When you''re working with offsite clients, they may ask you to edit pre-recorded v/o files sent with a hard copy of the script. Sometimes the audio files will be missing slates, or the slate numbers on the hard copy won''t jive with the recorded material. Each time the engineer stops recording in Pro Tools, it creates a separate audio region, but if a client directed the session over the phone and is keeping track of takes, the client''s numbers might not always match the engineer''s.
Also, the recorded takes that you consider best may not be the ones indicated as best in the script. If you work with a client who trusts you, you may be able to use your judgment and pick the best takes, either when it''s not clear which take was preferred or when your ears tell you that one is clearly better than what''s indicated. Take into consideration the feeling of the material to be conveyed and your relationship with the client.
Recording effective and compelling educational or technical copy requires that your v/o talent has at least a basic understanding of what it is he or she is voicing. Most listeners know when someone is just “calling it in,” and it''s painful to hear anyone read words with false inflection or inaccurate emphasis. Nor is it acceptable if you record the voice of someone who is tech savvy, but lacks the subtle skills needed to keep a listener engaged in what is often dry material. Find the right balance so that the material sounds authentic and keeps listeners interested. A touch of the right music helps a lot, too. If you use royalty-free music or sound effects, you can save your client some money.

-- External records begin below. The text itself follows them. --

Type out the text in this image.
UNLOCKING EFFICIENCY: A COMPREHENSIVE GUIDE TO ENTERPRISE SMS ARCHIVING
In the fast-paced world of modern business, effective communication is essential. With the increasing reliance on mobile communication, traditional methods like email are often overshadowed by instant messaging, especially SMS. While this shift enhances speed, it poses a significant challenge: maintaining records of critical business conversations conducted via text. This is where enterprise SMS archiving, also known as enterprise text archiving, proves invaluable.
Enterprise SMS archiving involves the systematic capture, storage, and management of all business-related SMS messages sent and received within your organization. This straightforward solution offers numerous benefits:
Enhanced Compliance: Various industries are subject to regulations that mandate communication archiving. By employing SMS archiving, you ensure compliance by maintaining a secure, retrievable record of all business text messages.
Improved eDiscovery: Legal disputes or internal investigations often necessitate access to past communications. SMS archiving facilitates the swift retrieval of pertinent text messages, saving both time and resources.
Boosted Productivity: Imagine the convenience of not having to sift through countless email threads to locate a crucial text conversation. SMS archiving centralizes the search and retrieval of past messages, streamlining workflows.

Voice-over pro Rick Adamson suggests taking clients through a dry-run rehearsal on the phone for style and pacing. Then, to play it safe, he often delivers two full takes of everything, keeping the file clean for the engineer at the other end to compress or EQ as they see fit. “Gaining the trust of the client that you will deliver a quality performance is key. But once you're cleared for solo take-off, it's amazing to me how little equipment is needed to deliver excellent results. Like almost everything I send out, my audio is lightly de-essed by Adobe Audition 1.5, but not compressed at all.”